I always change my mind during construction (work in progress).
I can never follow the initial idea, 100%.
The artwork evolves with me ... every second.
You claimed that your colour palette is cooling, why this choice?
It wasn't really a choice, I just felt the need to change my palette. There wasn't a real decision upstream. Surely, there were some influences. I focus a lot on the colours around me. The colour palette always reflects my life. My art approach is almost automatic, instinctive. Although I work on figurative art, the various passages remain rather instinctive and fluid, the colour palette is certainly the "litmus test" of all the creation's process.
The hammer is the instrument of construction and destruction, it seems an instrument of power that also alludes to sexual language ... do you want to talk about it?
The Hammer is our will to transform a simple tool into a power's tool.
That's right! It builds and destroys.
The allusion was oriented more towards intimacy rather than sensuality, but they are very similar terms.

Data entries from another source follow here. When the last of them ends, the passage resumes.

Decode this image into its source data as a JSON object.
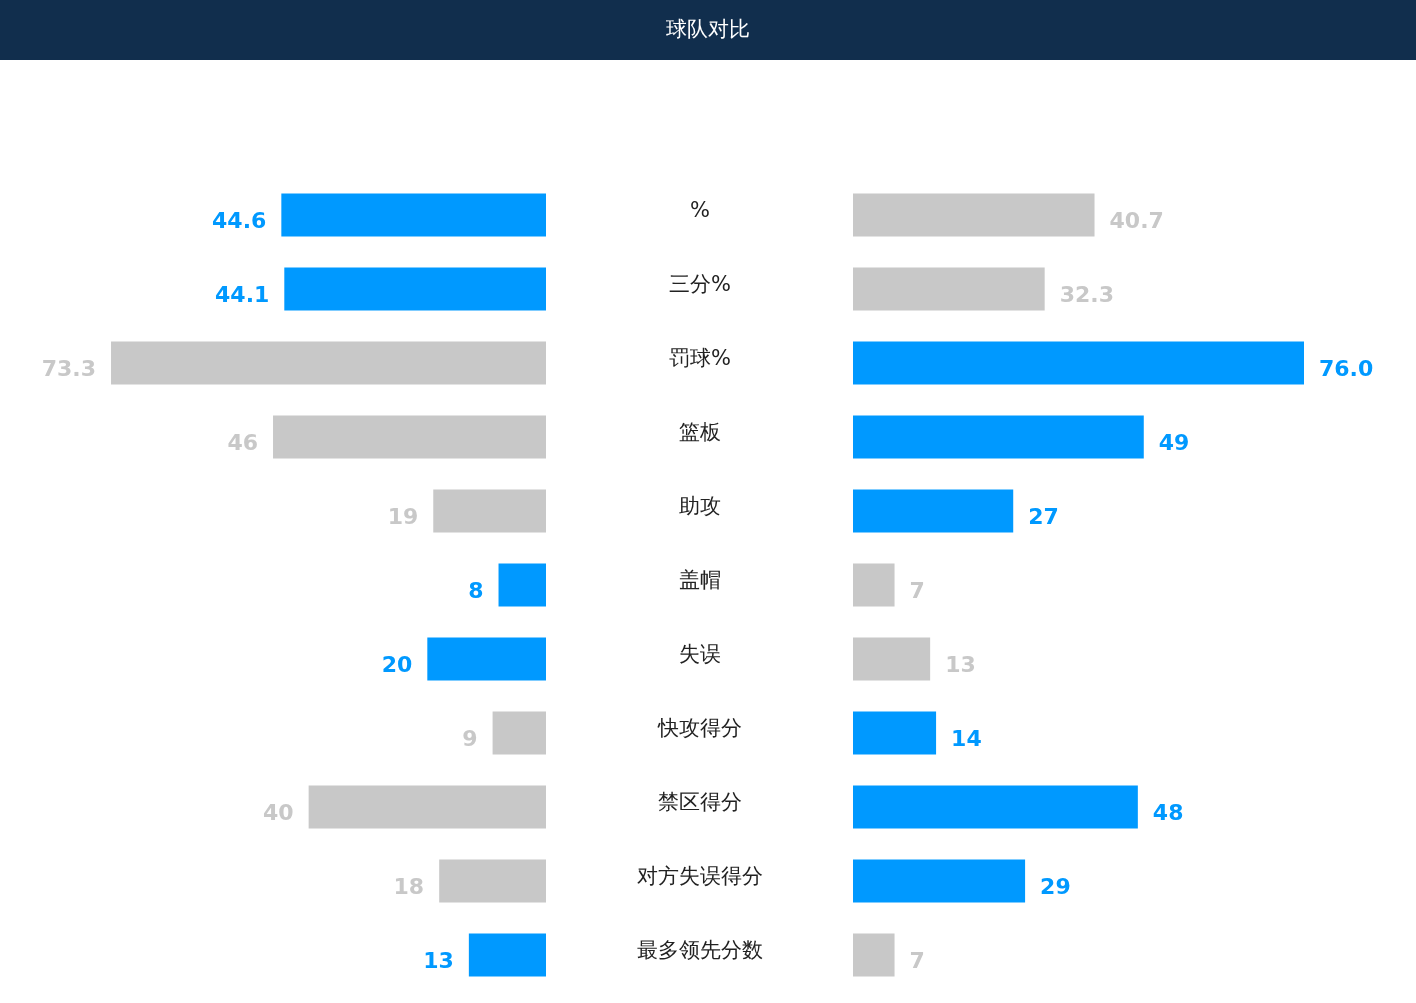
{
  "chart_data": [
    {
      "type": "bar",
      "orientation": "horizontal",
      "title": "球队对比",
      "categories": [
        "%",
        "三分%",
        "罚球%",
        "篮板",
        "助攻",
        "盖帽",
        "失误",
        "快攻得分",
        "禁区得分",
        "对方失误得分",
        "最多领先分数"
      ],
      "values": [
        44.6,
        44.1,
        73.3,
        46,
        19,
        8,
        20,
        9,
        40,
        18,
        13
      ],
      "value_labels": [
        "44.6",
        "44.1",
        "73.3",
        "46",
        "19",
        "8",
        "20",
        "9",
        "40",
        "18",
        "13"
      ],
      "colors": [
        "#0099ff",
        "#0099ff",
        "#c8c8c8",
        "#c8c8c8",
        "#c8c8c8",
        "#0099ff",
        "#0099ff",
        "#c8c8c8",
        "#c8c8c8",
        "#c8c8c8",
        "#0099ff"
      ]
    },
    {
      "type": "bar",
      "orientation": "horizontal",
      "categories": [
        null,
        null,
        null,
        null,
        null,
        null,
        null,
        null,
        null,
        null,
        null
      ],
      "values": [
        40.7,
        32.3,
        76.0,
        49,
        27,
        7,
        13,
        14,
        48,
        29,
        7
      ],
      "value_labels": [
        "40.7",
        "32.3",
        "76.0",
        "49",
        "27",
        "7",
        "13",
        "14",
        "48",
        "29",
        "7"
      ],
      "colors": [
        "#c8c8c8",
        "#c8c8c8",
        "#0099ff",
        "#0099ff",
        "#0099ff",
        "#c8c8c8",
        "#c8c8c8",
        "#0099ff",
        "#0099ff",
        "#0099ff",
        "#c8c8c8"
      ]
    }
  ]
}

The female subjects seem to have a decisive and preponderant role in the series, the male subjects appear more languid, is that just an impression or did you want to suggest this idea?
I like to represent men, in their sweetness and tenderness.
In fact, I think that sweetness and delicacy are part of all my subjects, men and women. So maybe the right question would be: why do women stand out as strengths in this series?
And well, even with the right question I couldn't have answered; or maybe the answer is the same to all questions: because I needed it.